III. Effets de l’annulation de la rupture conventionnelle
Démission. L’autre apport majeur de l’arrêt commenté porte sur les effets produits par la rupture conventionnelle annulée à la suite d’un vice du consentement de l’employeur. La cour d’appel de Toulouse avait considéré que celle-ci devait s’analyser en une démission ; le salarié avait donc été condamné à rembourser à son ancien employeur l’indemnité spécifique de rupture perçue à l’occasion de la rupture de son contrat (à hauteur de 18 775 €) et à lui verser une indemnité compensatrice au titre du préavis non exécuté (à hauteur de 20 334 €). Le salarié contestait cette analyse devant la Cour de cassation, arguant notamment du fait qu’une démission ne pouvait résulter que d'une manifestation de volonté claire et non équivoque, ce qui n'était pas le cas en l'espèce. La solution dégagée par la cour d’appel est néanmoins confirmée par la Haute juridiction, qui décide que « lorsque le contrat de travail est rompu en exécution d'une convention de rupture ensuite annulée en raison d'un vice du consentement de l'employeur, la rupture produit les effets d'une démission ». Cette solution est nouvelle, la Cour de cassation faisant droit, pour la première fois, dans le cadre de cet arrêt, à une demande en nullité d’une rupture conventionnelle d’un employeur sur le terrain du vice du consentement. Elle est néanmoins logique dès lors que, à l’inverse, lorsque la nullité de la rupture conventionnelle est prononcée en raison d’un vice du consentement du salarié, la rupture produit alors les effets d’un licenciement dépourvu de cause et sérieuse [19].
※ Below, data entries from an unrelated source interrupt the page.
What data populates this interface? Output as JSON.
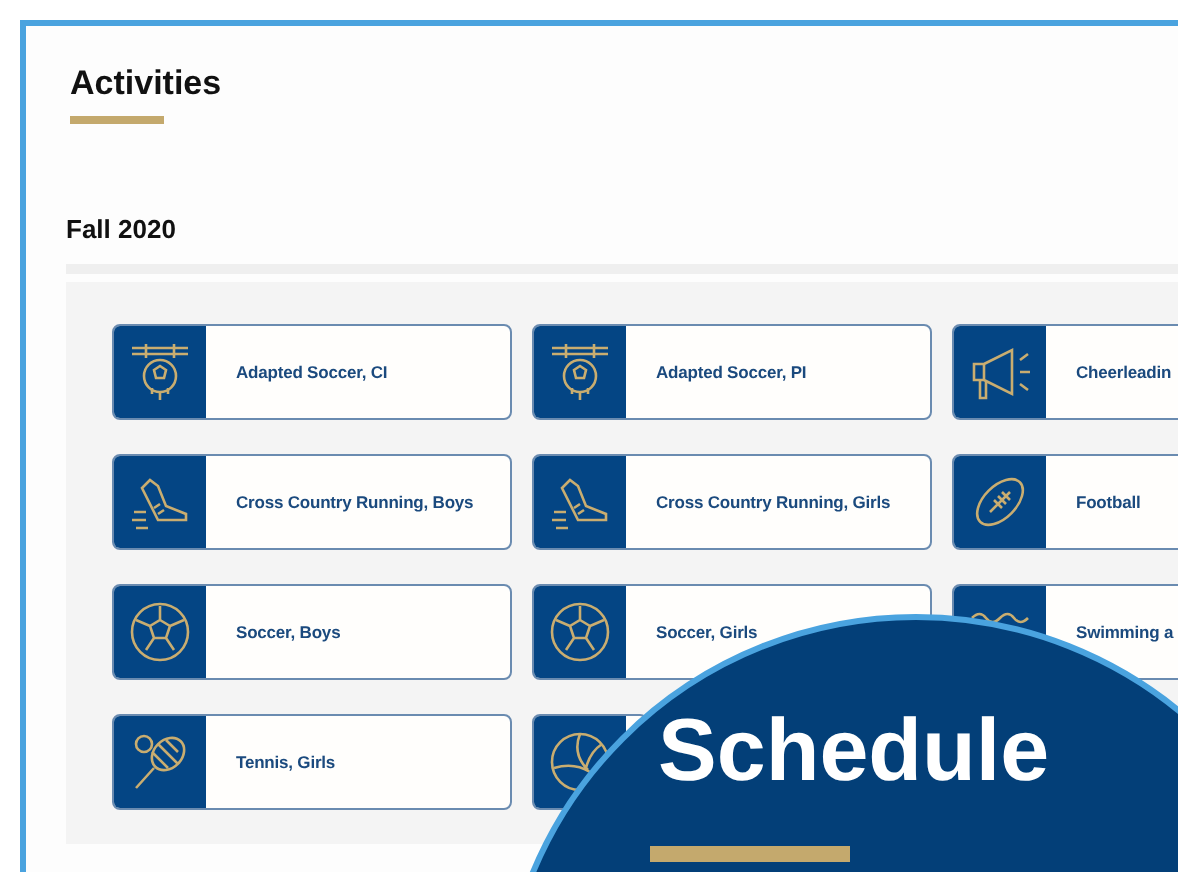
{
  "page": {
    "title": "Activities"
  },
  "season": {
    "title": "Fall 2020"
  },
  "activities": [
    {
      "kind": "goal",
      "label": "Adapted Soccer, CI"
    },
    {
      "kind": "goal",
      "label": "Adapted Soccer, PI"
    },
    {
      "kind": "megaphone",
      "label": "Cheerleadin"
    },
    {
      "kind": "shoe",
      "label": "Cross Country Running, Boys"
    },
    {
      "kind": "shoe",
      "label": "Cross Country Running, Girls"
    },
    {
      "kind": "football",
      "label": "Football"
    },
    {
      "kind": "ball",
      "label": "Soccer, Boys"
    },
    {
      "kind": "ball",
      "label": "Soccer, Girls"
    },
    {
      "kind": "waves",
      "label": "Swimming a"
    },
    {
      "kind": "tennis",
      "label": "Tennis, Girls"
    },
    {
      "kind": "volleyball"
    }
  ],
  "overlay": {
    "title": "Schedule"
  }
}
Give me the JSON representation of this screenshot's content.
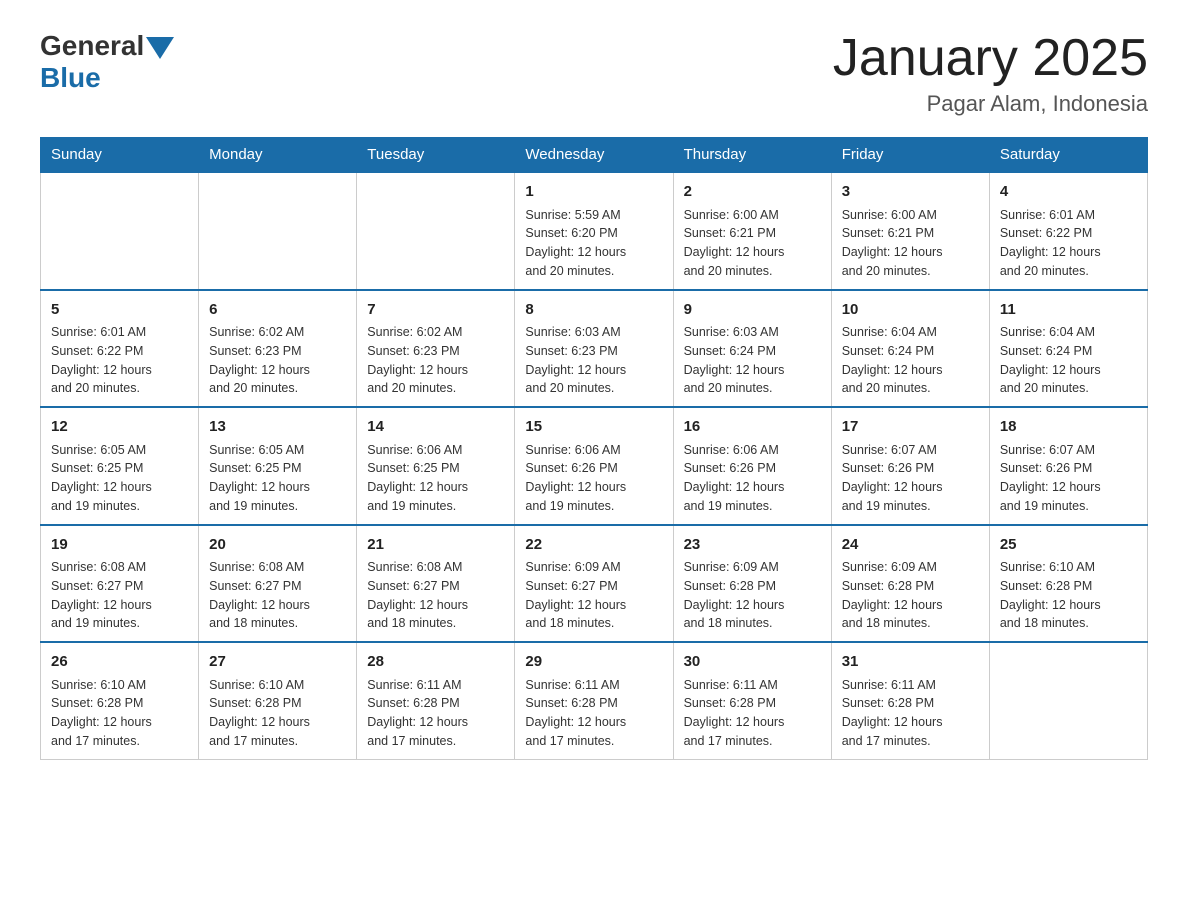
{
  "header": {
    "title": "January 2025",
    "subtitle": "Pagar Alam, Indonesia",
    "logo_general": "General",
    "logo_blue": "Blue"
  },
  "weekdays": [
    "Sunday",
    "Monday",
    "Tuesday",
    "Wednesday",
    "Thursday",
    "Friday",
    "Saturday"
  ],
  "weeks": [
    [
      {
        "day": "",
        "info": ""
      },
      {
        "day": "",
        "info": ""
      },
      {
        "day": "",
        "info": ""
      },
      {
        "day": "1",
        "info": "Sunrise: 5:59 AM\nSunset: 6:20 PM\nDaylight: 12 hours\nand 20 minutes."
      },
      {
        "day": "2",
        "info": "Sunrise: 6:00 AM\nSunset: 6:21 PM\nDaylight: 12 hours\nand 20 minutes."
      },
      {
        "day": "3",
        "info": "Sunrise: 6:00 AM\nSunset: 6:21 PM\nDaylight: 12 hours\nand 20 minutes."
      },
      {
        "day": "4",
        "info": "Sunrise: 6:01 AM\nSunset: 6:22 PM\nDaylight: 12 hours\nand 20 minutes."
      }
    ],
    [
      {
        "day": "5",
        "info": "Sunrise: 6:01 AM\nSunset: 6:22 PM\nDaylight: 12 hours\nand 20 minutes."
      },
      {
        "day": "6",
        "info": "Sunrise: 6:02 AM\nSunset: 6:23 PM\nDaylight: 12 hours\nand 20 minutes."
      },
      {
        "day": "7",
        "info": "Sunrise: 6:02 AM\nSunset: 6:23 PM\nDaylight: 12 hours\nand 20 minutes."
      },
      {
        "day": "8",
        "info": "Sunrise: 6:03 AM\nSunset: 6:23 PM\nDaylight: 12 hours\nand 20 minutes."
      },
      {
        "day": "9",
        "info": "Sunrise: 6:03 AM\nSunset: 6:24 PM\nDaylight: 12 hours\nand 20 minutes."
      },
      {
        "day": "10",
        "info": "Sunrise: 6:04 AM\nSunset: 6:24 PM\nDaylight: 12 hours\nand 20 minutes."
      },
      {
        "day": "11",
        "info": "Sunrise: 6:04 AM\nSunset: 6:24 PM\nDaylight: 12 hours\nand 20 minutes."
      }
    ],
    [
      {
        "day": "12",
        "info": "Sunrise: 6:05 AM\nSunset: 6:25 PM\nDaylight: 12 hours\nand 19 minutes."
      },
      {
        "day": "13",
        "info": "Sunrise: 6:05 AM\nSunset: 6:25 PM\nDaylight: 12 hours\nand 19 minutes."
      },
      {
        "day": "14",
        "info": "Sunrise: 6:06 AM\nSunset: 6:25 PM\nDaylight: 12 hours\nand 19 minutes."
      },
      {
        "day": "15",
        "info": "Sunrise: 6:06 AM\nSunset: 6:26 PM\nDaylight: 12 hours\nand 19 minutes."
      },
      {
        "day": "16",
        "info": "Sunrise: 6:06 AM\nSunset: 6:26 PM\nDaylight: 12 hours\nand 19 minutes."
      },
      {
        "day": "17",
        "info": "Sunrise: 6:07 AM\nSunset: 6:26 PM\nDaylight: 12 hours\nand 19 minutes."
      },
      {
        "day": "18",
        "info": "Sunrise: 6:07 AM\nSunset: 6:26 PM\nDaylight: 12 hours\nand 19 minutes."
      }
    ],
    [
      {
        "day": "19",
        "info": "Sunrise: 6:08 AM\nSunset: 6:27 PM\nDaylight: 12 hours\nand 19 minutes."
      },
      {
        "day": "20",
        "info": "Sunrise: 6:08 AM\nSunset: 6:27 PM\nDaylight: 12 hours\nand 18 minutes."
      },
      {
        "day": "21",
        "info": "Sunrise: 6:08 AM\nSunset: 6:27 PM\nDaylight: 12 hours\nand 18 minutes."
      },
      {
        "day": "22",
        "info": "Sunrise: 6:09 AM\nSunset: 6:27 PM\nDaylight: 12 hours\nand 18 minutes."
      },
      {
        "day": "23",
        "info": "Sunrise: 6:09 AM\nSunset: 6:28 PM\nDaylight: 12 hours\nand 18 minutes."
      },
      {
        "day": "24",
        "info": "Sunrise: 6:09 AM\nSunset: 6:28 PM\nDaylight: 12 hours\nand 18 minutes."
      },
      {
        "day": "25",
        "info": "Sunrise: 6:10 AM\nSunset: 6:28 PM\nDaylight: 12 hours\nand 18 minutes."
      }
    ],
    [
      {
        "day": "26",
        "info": "Sunrise: 6:10 AM\nSunset: 6:28 PM\nDaylight: 12 hours\nand 17 minutes."
      },
      {
        "day": "27",
        "info": "Sunrise: 6:10 AM\nSunset: 6:28 PM\nDaylight: 12 hours\nand 17 minutes."
      },
      {
        "day": "28",
        "info": "Sunrise: 6:11 AM\nSunset: 6:28 PM\nDaylight: 12 hours\nand 17 minutes."
      },
      {
        "day": "29",
        "info": "Sunrise: 6:11 AM\nSunset: 6:28 PM\nDaylight: 12 hours\nand 17 minutes."
      },
      {
        "day": "30",
        "info": "Sunrise: 6:11 AM\nSunset: 6:28 PM\nDaylight: 12 hours\nand 17 minutes."
      },
      {
        "day": "31",
        "info": "Sunrise: 6:11 AM\nSunset: 6:28 PM\nDaylight: 12 hours\nand 17 minutes."
      },
      {
        "day": "",
        "info": ""
      }
    ]
  ]
}
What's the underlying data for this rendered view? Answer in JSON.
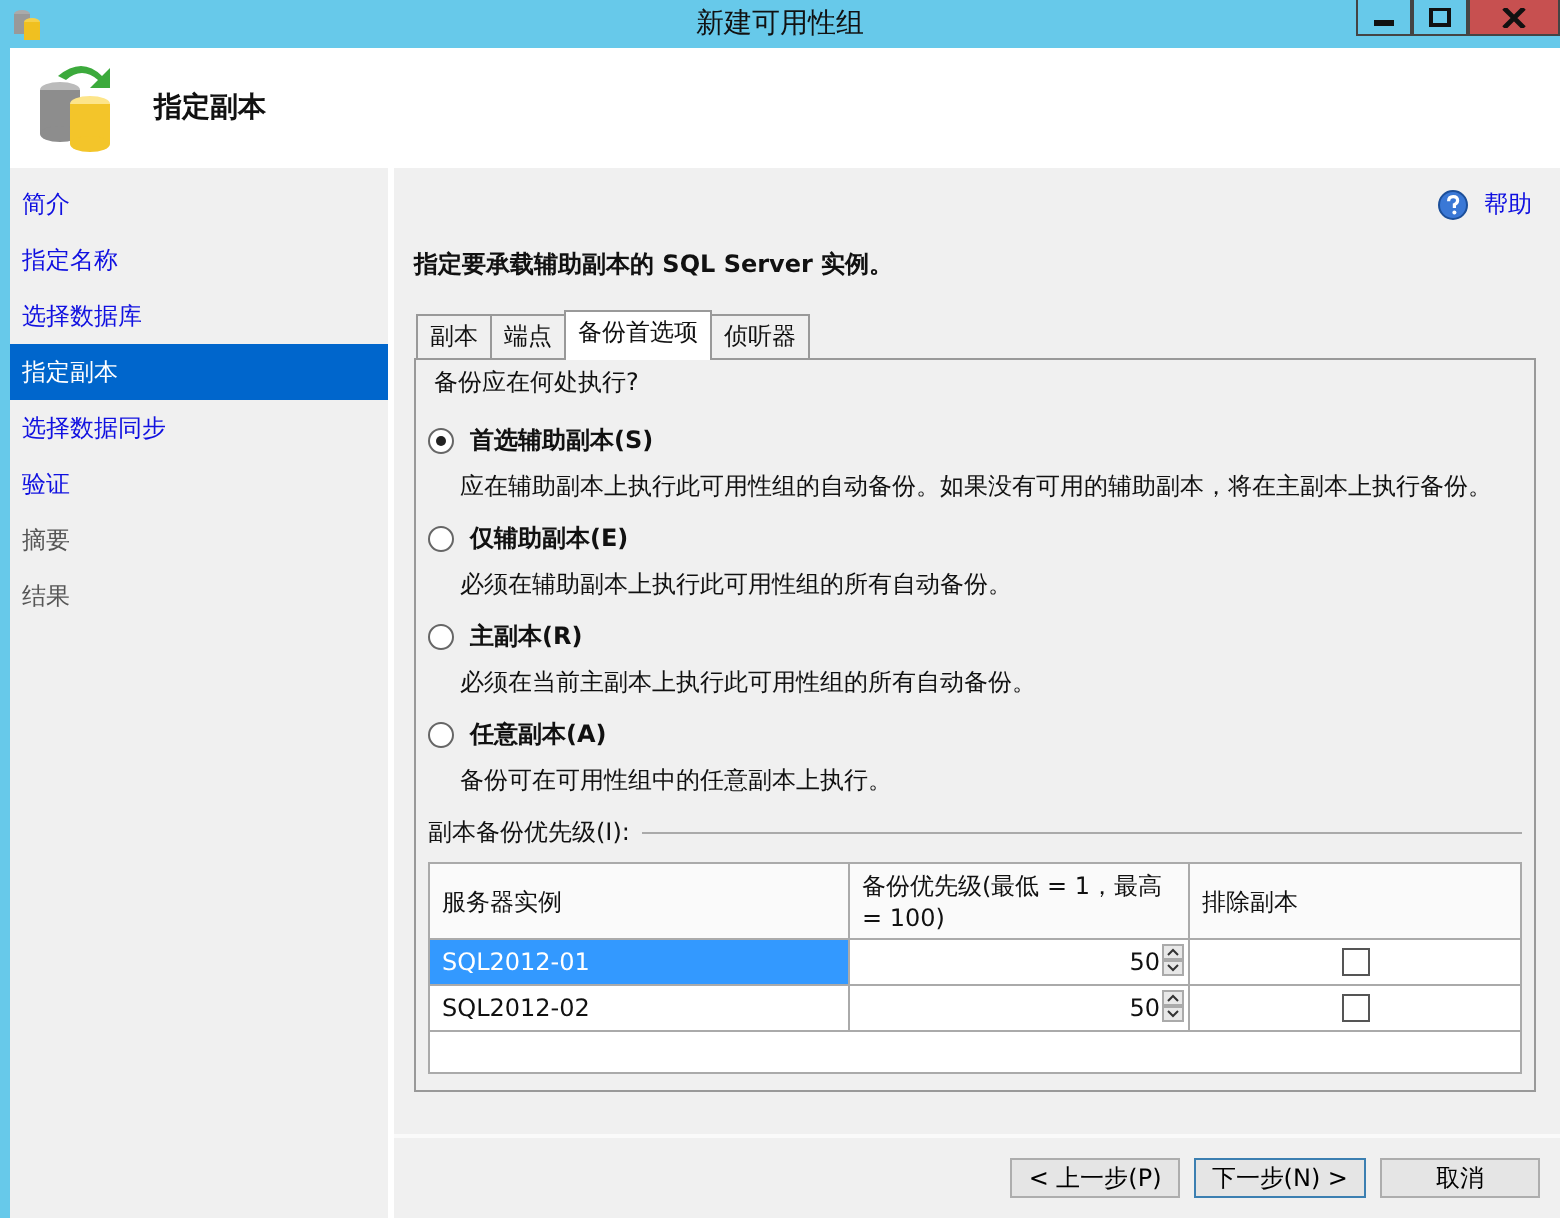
{
  "window": {
    "title": "新建可用性组"
  },
  "header": {
    "title": "指定副本"
  },
  "sidebar": {
    "items": [
      {
        "label": "简介",
        "selected": false,
        "disabled": false
      },
      {
        "label": "指定名称",
        "selected": false,
        "disabled": false
      },
      {
        "label": "选择数据库",
        "selected": false,
        "disabled": false
      },
      {
        "label": "指定副本",
        "selected": true,
        "disabled": false
      },
      {
        "label": "选择数据同步",
        "selected": false,
        "disabled": false
      },
      {
        "label": "验证",
        "selected": false,
        "disabled": false
      },
      {
        "label": "摘要",
        "selected": false,
        "disabled": true
      },
      {
        "label": "结果",
        "selected": false,
        "disabled": true
      }
    ]
  },
  "help": {
    "label": "帮助"
  },
  "instruction": "指定要承载辅助副本的 SQL Server 实例。",
  "tabs": [
    {
      "label": "副本",
      "selected": false
    },
    {
      "label": "端点",
      "selected": false
    },
    {
      "label": "备份首选项",
      "selected": true
    },
    {
      "label": "侦听器",
      "selected": false
    }
  ],
  "question": "备份应在何处执行?",
  "options": [
    {
      "label": "首选辅助副本(S)",
      "description": "应在辅助副本上执行此可用性组的自动备份。如果没有可用的辅助副本，将在主副本上执行备份。",
      "selected": true
    },
    {
      "label": "仅辅助副本(E)",
      "description": "必须在辅助副本上执行此可用性组的所有自动备份。",
      "selected": false
    },
    {
      "label": "主副本(R)",
      "description": "必须在当前主副本上执行此可用性组的所有自动备份。",
      "selected": false
    },
    {
      "label": "任意副本(A)",
      "description": "备份可在可用性组中的任意副本上执行。",
      "selected": false
    }
  ],
  "priority_group": {
    "label": "副本备份优先级(I):"
  },
  "table": {
    "columns": [
      "服务器实例",
      "备份优先级(最低 = 1，最高 = 100)",
      "排除副本"
    ],
    "rows": [
      {
        "server": "SQL2012-01",
        "priority": "50",
        "excluded": false,
        "selected": true
      },
      {
        "server": "SQL2012-02",
        "priority": "50",
        "excluded": false,
        "selected": false
      }
    ]
  },
  "buttons": [
    {
      "label": "< 上一步(P)",
      "kind": "normal"
    },
    {
      "label": "下一步(N) >",
      "kind": "default"
    },
    {
      "label": "取消",
      "kind": "normal"
    }
  ]
}
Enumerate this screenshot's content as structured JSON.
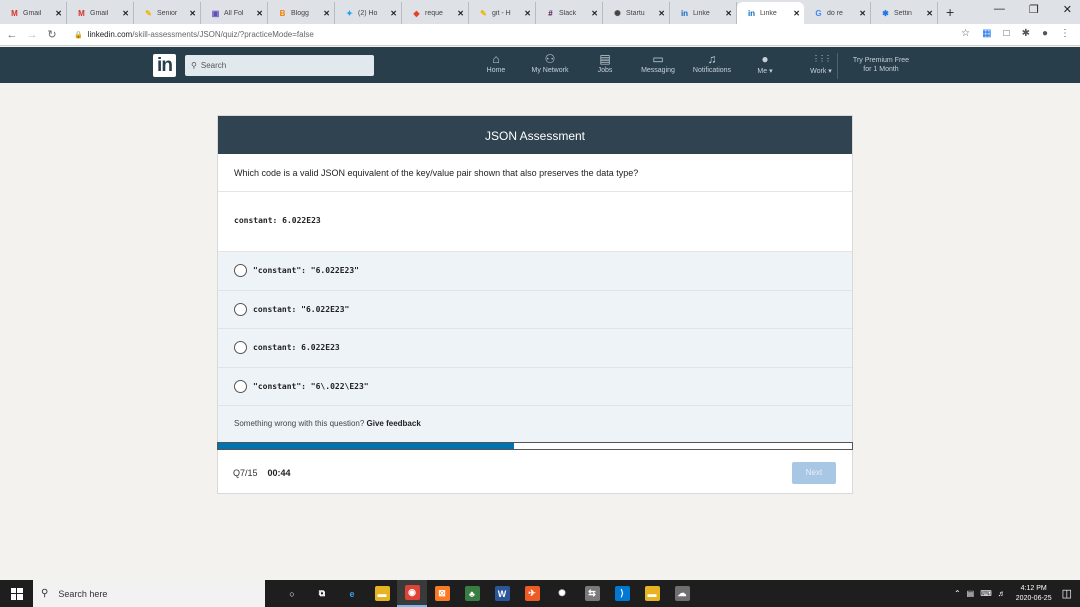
{
  "browser": {
    "tabs": [
      {
        "label": "Gmail",
        "icon": "gmail-icon",
        "glyph": "M",
        "color": "#d93025"
      },
      {
        "label": "Gmail",
        "icon": "gmail-icon",
        "glyph": "M",
        "color": "#d93025"
      },
      {
        "label": "Senior",
        "icon": "pen-icon",
        "glyph": "✎",
        "color": "#f4b400"
      },
      {
        "label": "All Fol",
        "icon": "folder-app-icon",
        "glyph": "▣",
        "color": "#5e4dbe"
      },
      {
        "label": "Blogg",
        "icon": "blogger-icon",
        "glyph": "B",
        "color": "#f57d00"
      },
      {
        "label": "(2) Ho",
        "icon": "twitter-icon",
        "glyph": "✦",
        "color": "#1da1f2"
      },
      {
        "label": "reque",
        "icon": "gitlab-icon",
        "glyph": "◆",
        "color": "#e24329"
      },
      {
        "label": "git - H",
        "icon": "pen-icon",
        "glyph": "✎",
        "color": "#f4b400"
      },
      {
        "label": "Slack",
        "icon": "slack-icon",
        "glyph": "#",
        "color": "#4a154b"
      },
      {
        "label": "Startu",
        "icon": "startup-icon",
        "glyph": "✺",
        "color": "#444444"
      },
      {
        "label": "Linke",
        "icon": "linkedin-icon",
        "glyph": "in",
        "color": "#0a66c2"
      },
      {
        "label": "Linke",
        "icon": "linkedin-icon",
        "glyph": "in",
        "color": "#0a66c2",
        "active": true
      },
      {
        "label": "do re",
        "icon": "google-icon",
        "glyph": "G",
        "color": "#4285f4"
      },
      {
        "label": "Settin",
        "icon": "gear-icon",
        "glyph": "✱",
        "color": "#1a73e8"
      }
    ],
    "new_tab": "+",
    "url_host": "linkedin.com",
    "url_path": "/skill-assessments/JSON/quiz/?practiceMode=false"
  },
  "nav": {
    "logo": "in",
    "search_placeholder": "Search",
    "items": [
      {
        "label": "Home",
        "icon": "home-icon",
        "glyph": "⌂"
      },
      {
        "label": "My Network",
        "icon": "network-icon",
        "glyph": "⚇"
      },
      {
        "label": "Jobs",
        "icon": "briefcase-icon",
        "glyph": "▤"
      },
      {
        "label": "Messaging",
        "icon": "messaging-icon",
        "glyph": "▭"
      },
      {
        "label": "Notifications",
        "icon": "bell-icon",
        "glyph": "♫"
      },
      {
        "label": "Me ▾",
        "icon": "avatar-icon",
        "glyph": "●"
      },
      {
        "label": "Work ▾",
        "icon": "grid-icon",
        "glyph": "⋮⋮⋮"
      }
    ],
    "premium_line1": "Try Premium Free",
    "premium_line2": "for 1 Month"
  },
  "quiz": {
    "title": "JSON Assessment",
    "question": "Which code is a valid JSON equivalent of the key/value pair shown that also preserves the data type?",
    "code": "constant: 6.022E23",
    "options": [
      "\"constant\": \"6.022E23\"",
      "constant: \"6.022E23\"",
      "constant: 6.022E23",
      "\"constant\": \"6\\.022\\E23\""
    ],
    "feedback_text": "Something wrong with this question?",
    "feedback_link": "Give feedback",
    "progress": 0.467,
    "question_count": "Q7/15",
    "timer": "00:44",
    "next_label": "Next"
  },
  "taskbar": {
    "search_placeholder": "Search here",
    "icons": [
      {
        "name": "cortana-icon",
        "glyph": "○",
        "bg": "transparent"
      },
      {
        "name": "task-view-icon",
        "glyph": "⧉",
        "bg": "transparent"
      },
      {
        "name": "edge-icon",
        "glyph": "e",
        "bg": "transparent",
        "color": "#3c9ee0"
      },
      {
        "name": "file-explorer-icon",
        "glyph": "▬",
        "bg": "#e6b422"
      },
      {
        "name": "chrome-icon",
        "glyph": "◉",
        "bg": "#db4437",
        "active": true
      },
      {
        "name": "xampp-icon",
        "glyph": "⊠",
        "bg": "#fb7a24"
      },
      {
        "name": "app-icon",
        "glyph": "♣",
        "bg": "#3a7d44"
      },
      {
        "name": "word-icon",
        "glyph": "W",
        "bg": "#2b579a"
      },
      {
        "name": "postman-icon",
        "glyph": "✈",
        "bg": "#ef5b25"
      },
      {
        "name": "settings-app-icon",
        "glyph": "✺",
        "bg": "transparent"
      },
      {
        "name": "teamviewer-icon",
        "glyph": "⇆",
        "bg": "#7a7a7a"
      },
      {
        "name": "vscode-icon",
        "glyph": "⟩",
        "bg": "#0078d4"
      },
      {
        "name": "folder-icon",
        "glyph": "▬",
        "bg": "#e6b422"
      },
      {
        "name": "chat-icon",
        "glyph": "☁",
        "bg": "#6f6f6f"
      }
    ],
    "time": "4:12 PM",
    "date": "2020-06-25"
  }
}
[1] C. civ., art. 1128 N° Lexbase : L0844KZB.
[2] C. trav., art. L. 1237-11 N° Lexbase : L8512IAI.
[3] C. trav., art. L. 1237-13 N° Lexbase : L8385IAS.
[4] C. trav., art. L. 1237-14 N° Lexbase : L8504IA9.
[5] Cass. soc., 6 janvier 2021, n° 19-18.549, F-D N° Lexbase : A89254B8. En revanche, un salarié ne peut invoquer un vice du consentement s’il a été informé du PSE pendant la période de rétractation : Cass. soc., 16 septembre 2015, n° 14-13.830, FS-P+B N° Lexbase : A3850NPB.
[6] CA Metz, 6 mai 2013, n° 11/01105 N° Lexbase : A2943KDD ; CA Rennes, 22 avril 2016, n° 14/03271 N° Lexbase : A7353RKK.
[7] CA Toulouse, 18 novembre 2022, n° 21/02902 N° Lexbase : A05928X9.
[8] CA Toulouse, 18 novembre 2022, n° 21/02902, préc..
[9] V. not : Cass. soc., 15 décembre 2010, n° 08-42.486, F-D N° Lexbase : A2396GN3.
[10] Cass. soc., 11 mai 2022, n° 20-15.909, F-D N° Lexbase : A18747XP.
[11] CA Toulouse, 18 novembre 2022, n° 21/02902, préc..
[12] CA Toulouse, 18 novembre 2022, n° 21/02902, préc..
[13] Cass. soc., 16 septembre 2015, n° 14-13.830, FS-P+B N° Lexbase : A3850NPB.
[14] Cass. soc., 11 mai 2022, n° 20-15.909, F-D N° Lexbase : A18747XP.
[15] Cass. soc., 11 mai 2022, n° 20-15.909, préc..
[16] Cass. soc., 17 mars 2021, n° 19-25.313, F-D N° Lexbase : A88574LM.
[17] CA Toulouse, 18 novembre 2022, n° 21/02902, préc..
[18] CA Toulouse, 18 novembre 2022, n° 21/02902, préc..
[19] Cass. soc., 30 janvier 2013, n° 11-22.332, FS-P+B+R N° Lexbase : A6245I43.